Women with Alzheimer’s in film and literature look like they’re mentally trapped in their most wanton phase of life and manifesting with this extreme seductiveness they couldn’t control in their original period, like the dementia has an ulterior motive to make women appear more beautiful even in their dotage. Julie Christie in Away From Her, for example, but more presciently to me, the main character in a novel very few Americans have read—Translucent Tree by Nobuko Takagi. You’ll just have to trust me that Chigiri (the character) was Mitsuko. It’s a great romantic novel. And Mitsuko really does seem to have been designed by fate to become this lost icon.
Who is she then, I asked, thinking if they weren’t married then she must be a relative or something.
Toshi was working for a major Japanese auto company in the 1980s when he was transferred to California. He came alone and was going to send for his wife and kids once he established himself. Very shortly into his move to California, though, he met Mitsuko at a club. He fell in love with her and effectively left his Japanese family behind, never to return.
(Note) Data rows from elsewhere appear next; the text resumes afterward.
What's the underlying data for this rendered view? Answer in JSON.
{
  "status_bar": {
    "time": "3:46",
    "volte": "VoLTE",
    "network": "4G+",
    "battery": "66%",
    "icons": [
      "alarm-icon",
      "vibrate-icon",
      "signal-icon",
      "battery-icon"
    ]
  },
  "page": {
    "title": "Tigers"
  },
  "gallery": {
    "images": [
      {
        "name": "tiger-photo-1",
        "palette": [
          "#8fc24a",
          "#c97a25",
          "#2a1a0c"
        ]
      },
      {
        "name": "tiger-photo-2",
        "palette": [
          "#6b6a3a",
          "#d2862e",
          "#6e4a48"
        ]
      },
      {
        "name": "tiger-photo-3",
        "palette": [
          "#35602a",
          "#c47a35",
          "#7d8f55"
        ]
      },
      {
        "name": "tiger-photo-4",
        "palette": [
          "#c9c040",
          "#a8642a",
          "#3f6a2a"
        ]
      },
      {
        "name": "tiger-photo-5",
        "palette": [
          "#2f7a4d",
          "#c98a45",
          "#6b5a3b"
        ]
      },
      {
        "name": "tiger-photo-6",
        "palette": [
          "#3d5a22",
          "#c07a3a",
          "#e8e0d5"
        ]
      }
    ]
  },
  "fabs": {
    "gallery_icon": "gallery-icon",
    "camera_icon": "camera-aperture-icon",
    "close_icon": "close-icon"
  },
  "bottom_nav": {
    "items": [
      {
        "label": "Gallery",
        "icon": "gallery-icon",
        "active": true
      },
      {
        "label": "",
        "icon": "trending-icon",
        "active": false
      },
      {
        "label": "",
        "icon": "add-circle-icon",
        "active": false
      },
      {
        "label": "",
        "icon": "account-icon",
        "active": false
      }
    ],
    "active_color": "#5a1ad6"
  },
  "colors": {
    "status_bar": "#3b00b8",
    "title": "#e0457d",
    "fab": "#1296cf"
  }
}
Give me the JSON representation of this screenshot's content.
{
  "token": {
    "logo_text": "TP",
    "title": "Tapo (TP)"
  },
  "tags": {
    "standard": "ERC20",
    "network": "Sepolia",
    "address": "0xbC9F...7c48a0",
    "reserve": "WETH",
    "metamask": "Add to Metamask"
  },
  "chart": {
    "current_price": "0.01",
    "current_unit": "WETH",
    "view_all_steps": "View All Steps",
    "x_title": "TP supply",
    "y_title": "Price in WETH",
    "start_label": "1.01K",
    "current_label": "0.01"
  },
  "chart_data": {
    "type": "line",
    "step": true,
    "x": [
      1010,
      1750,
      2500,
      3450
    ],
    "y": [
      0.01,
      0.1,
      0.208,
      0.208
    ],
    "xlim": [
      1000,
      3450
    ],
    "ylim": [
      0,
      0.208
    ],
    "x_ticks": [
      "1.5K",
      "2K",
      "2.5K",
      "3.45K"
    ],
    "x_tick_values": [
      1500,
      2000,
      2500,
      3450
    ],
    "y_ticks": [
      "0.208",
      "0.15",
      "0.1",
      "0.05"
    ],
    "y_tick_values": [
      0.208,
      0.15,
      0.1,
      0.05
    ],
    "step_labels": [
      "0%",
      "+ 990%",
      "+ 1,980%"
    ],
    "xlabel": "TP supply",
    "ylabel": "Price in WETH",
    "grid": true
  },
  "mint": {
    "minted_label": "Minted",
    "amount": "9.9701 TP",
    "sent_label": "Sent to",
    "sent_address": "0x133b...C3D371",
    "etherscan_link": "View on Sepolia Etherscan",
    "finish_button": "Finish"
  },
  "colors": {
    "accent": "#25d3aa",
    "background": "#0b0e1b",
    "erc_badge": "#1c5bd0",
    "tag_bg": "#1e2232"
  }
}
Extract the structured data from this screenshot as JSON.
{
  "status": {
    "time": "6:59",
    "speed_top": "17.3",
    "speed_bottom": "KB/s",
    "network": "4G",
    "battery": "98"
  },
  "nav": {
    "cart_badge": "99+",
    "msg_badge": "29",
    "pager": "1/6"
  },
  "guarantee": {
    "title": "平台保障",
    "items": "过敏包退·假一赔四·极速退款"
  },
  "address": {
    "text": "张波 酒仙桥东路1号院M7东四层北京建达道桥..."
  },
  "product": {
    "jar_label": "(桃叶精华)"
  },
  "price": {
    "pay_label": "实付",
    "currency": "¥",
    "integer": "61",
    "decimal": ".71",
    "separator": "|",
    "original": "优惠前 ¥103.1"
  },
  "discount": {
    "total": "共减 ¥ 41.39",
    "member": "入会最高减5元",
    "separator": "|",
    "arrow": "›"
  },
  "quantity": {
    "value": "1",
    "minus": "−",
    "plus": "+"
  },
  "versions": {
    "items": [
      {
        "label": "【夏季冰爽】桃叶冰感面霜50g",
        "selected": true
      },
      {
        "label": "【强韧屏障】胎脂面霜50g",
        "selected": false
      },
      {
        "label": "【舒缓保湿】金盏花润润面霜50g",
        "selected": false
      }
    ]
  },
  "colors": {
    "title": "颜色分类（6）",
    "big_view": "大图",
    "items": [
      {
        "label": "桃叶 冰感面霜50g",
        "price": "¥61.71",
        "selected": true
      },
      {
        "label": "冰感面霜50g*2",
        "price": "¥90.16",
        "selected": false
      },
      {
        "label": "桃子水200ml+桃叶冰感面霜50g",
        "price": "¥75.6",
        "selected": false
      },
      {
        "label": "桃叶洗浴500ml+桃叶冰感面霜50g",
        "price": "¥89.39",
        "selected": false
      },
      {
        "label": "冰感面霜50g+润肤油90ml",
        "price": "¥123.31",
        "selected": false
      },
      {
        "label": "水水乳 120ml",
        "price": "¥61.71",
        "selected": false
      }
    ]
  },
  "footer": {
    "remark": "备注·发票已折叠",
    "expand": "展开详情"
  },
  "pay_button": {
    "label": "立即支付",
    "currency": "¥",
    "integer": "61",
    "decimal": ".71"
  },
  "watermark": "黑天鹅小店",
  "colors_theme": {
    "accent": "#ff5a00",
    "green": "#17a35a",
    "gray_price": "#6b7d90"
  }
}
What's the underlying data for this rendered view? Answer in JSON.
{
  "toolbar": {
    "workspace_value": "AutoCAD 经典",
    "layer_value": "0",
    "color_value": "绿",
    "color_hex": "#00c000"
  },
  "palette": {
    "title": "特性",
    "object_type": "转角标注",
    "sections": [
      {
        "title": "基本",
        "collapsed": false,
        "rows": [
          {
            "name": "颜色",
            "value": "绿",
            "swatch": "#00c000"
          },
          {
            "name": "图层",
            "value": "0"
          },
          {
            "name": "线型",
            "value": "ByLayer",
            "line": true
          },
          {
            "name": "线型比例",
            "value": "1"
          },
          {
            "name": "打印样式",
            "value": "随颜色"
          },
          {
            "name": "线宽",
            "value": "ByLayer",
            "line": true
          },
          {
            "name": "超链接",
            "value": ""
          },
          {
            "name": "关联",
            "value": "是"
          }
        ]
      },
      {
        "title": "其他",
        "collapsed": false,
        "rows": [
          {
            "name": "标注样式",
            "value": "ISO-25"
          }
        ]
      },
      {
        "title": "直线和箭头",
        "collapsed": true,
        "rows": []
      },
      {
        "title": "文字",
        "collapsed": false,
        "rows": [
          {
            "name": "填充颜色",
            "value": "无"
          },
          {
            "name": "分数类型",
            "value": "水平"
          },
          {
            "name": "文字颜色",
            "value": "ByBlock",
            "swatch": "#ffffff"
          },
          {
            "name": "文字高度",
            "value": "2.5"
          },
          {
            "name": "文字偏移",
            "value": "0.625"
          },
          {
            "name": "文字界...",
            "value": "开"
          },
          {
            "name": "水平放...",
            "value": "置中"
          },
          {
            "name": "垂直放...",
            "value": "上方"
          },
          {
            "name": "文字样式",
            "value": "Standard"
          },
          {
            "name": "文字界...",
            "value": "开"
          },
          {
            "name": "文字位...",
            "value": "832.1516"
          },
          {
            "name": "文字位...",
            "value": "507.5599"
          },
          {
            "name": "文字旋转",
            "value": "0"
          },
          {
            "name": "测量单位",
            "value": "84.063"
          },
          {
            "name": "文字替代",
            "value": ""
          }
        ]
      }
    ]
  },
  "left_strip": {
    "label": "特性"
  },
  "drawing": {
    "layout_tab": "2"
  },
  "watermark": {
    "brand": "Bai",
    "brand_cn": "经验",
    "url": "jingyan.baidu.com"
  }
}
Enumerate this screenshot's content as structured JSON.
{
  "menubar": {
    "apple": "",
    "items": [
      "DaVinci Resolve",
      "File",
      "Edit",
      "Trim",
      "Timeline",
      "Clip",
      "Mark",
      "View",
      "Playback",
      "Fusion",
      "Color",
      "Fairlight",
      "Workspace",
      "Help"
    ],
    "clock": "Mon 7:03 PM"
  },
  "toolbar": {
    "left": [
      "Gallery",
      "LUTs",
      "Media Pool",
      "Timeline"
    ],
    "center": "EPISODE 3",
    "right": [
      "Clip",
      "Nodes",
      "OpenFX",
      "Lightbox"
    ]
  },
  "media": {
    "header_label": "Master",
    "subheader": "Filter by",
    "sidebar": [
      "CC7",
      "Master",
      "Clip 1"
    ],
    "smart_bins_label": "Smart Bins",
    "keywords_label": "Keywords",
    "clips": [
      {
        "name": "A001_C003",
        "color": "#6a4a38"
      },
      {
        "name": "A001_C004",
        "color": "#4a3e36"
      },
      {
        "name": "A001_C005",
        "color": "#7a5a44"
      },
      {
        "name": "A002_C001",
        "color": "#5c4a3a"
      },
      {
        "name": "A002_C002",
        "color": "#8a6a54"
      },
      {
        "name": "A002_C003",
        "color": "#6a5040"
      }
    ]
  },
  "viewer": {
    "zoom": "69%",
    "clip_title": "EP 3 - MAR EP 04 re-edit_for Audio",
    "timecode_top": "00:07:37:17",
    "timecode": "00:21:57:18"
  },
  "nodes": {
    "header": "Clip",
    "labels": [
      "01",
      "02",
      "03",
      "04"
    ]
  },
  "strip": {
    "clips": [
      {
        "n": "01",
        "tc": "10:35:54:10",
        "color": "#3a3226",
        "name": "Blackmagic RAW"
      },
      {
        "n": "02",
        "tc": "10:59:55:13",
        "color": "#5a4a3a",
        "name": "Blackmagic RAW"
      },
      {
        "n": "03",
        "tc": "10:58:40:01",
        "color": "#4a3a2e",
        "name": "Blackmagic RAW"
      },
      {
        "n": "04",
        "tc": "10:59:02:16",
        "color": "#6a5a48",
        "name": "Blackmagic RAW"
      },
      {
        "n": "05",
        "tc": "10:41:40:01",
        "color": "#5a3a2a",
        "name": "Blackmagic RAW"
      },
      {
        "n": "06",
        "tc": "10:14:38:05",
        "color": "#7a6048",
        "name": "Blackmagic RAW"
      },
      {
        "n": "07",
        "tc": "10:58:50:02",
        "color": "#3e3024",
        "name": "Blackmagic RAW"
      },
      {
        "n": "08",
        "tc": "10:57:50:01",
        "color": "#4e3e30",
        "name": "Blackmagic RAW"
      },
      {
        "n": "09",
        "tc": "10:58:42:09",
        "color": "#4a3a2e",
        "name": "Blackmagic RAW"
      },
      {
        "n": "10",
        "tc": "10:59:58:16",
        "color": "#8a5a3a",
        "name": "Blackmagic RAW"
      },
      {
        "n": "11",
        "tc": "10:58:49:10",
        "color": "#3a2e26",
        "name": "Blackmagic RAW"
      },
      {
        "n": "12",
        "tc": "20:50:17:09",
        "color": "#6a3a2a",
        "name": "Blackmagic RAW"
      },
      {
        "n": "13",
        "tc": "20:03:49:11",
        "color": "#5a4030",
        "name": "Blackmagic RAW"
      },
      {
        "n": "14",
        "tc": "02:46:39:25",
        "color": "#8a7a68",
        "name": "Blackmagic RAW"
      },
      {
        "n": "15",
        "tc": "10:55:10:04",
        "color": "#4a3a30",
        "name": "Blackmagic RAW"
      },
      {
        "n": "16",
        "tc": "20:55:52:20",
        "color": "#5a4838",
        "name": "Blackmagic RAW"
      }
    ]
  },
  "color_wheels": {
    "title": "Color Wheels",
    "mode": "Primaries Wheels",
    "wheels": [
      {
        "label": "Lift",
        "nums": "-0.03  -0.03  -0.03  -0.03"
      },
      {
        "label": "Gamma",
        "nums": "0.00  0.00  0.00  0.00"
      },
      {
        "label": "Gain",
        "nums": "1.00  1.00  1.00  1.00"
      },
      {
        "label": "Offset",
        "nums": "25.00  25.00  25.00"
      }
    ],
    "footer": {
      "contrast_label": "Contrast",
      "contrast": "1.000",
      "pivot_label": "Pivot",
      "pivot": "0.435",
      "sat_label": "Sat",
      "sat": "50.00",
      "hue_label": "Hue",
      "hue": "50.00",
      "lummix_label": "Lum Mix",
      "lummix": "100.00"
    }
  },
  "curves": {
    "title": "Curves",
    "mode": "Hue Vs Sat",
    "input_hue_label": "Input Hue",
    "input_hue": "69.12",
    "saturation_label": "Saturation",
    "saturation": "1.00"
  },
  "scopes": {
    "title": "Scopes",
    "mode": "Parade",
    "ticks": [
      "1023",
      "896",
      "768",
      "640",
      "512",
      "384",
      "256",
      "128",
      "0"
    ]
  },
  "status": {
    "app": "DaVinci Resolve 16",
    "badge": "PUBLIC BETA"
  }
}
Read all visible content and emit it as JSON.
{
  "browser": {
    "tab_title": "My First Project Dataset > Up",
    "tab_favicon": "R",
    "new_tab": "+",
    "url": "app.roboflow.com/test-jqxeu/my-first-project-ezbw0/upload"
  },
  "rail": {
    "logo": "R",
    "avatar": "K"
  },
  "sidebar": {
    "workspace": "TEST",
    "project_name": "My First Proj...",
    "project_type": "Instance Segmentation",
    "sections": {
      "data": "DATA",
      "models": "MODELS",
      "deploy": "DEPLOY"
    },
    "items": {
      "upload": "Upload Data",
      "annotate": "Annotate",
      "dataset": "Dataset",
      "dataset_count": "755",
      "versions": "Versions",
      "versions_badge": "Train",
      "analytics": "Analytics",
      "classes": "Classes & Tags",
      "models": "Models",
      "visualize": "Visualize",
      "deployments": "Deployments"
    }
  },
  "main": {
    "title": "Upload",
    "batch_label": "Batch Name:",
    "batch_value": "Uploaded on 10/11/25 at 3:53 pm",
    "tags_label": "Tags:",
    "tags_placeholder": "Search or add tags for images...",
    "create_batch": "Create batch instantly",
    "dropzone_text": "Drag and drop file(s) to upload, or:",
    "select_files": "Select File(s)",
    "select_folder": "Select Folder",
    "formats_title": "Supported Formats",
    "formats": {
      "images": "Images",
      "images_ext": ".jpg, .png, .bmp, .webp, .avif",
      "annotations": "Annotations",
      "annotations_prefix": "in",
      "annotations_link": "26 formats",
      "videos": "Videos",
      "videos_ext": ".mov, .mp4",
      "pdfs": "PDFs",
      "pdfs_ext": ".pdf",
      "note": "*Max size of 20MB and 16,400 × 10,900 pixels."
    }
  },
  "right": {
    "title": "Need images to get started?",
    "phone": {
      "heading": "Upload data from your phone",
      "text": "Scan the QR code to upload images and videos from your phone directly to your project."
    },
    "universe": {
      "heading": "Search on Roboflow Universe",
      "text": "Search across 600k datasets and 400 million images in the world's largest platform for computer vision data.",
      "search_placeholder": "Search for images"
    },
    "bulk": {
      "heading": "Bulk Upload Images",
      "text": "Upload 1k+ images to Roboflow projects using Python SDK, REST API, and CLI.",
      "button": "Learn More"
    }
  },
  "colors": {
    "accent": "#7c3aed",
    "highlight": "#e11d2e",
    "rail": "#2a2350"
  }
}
I can’t believe my mom when she says those last words. “You mean he never went back to his wife and kids, but he couldn’t possibly have avoided everyone in Japan, right?” No, she confirms herself. “He left his family and quit his job and I think he actually is not allowed back in the country.” He closed that door forever.
Mitsuko was diagnosed early. These two aren’t more than 65 years old when I meet them. Toshi quit his golf gig to take care of her. That’s their life now.1
These are all obviously fake names but true retellings. Also, golf. Yes, I like golfing. Mostly it’s a perversion and confluence of old memories of walking around courses with my dad, working really hard to do the impossible—hit a small white ball into a small black hole with as few strokes as possible; and to connect with him.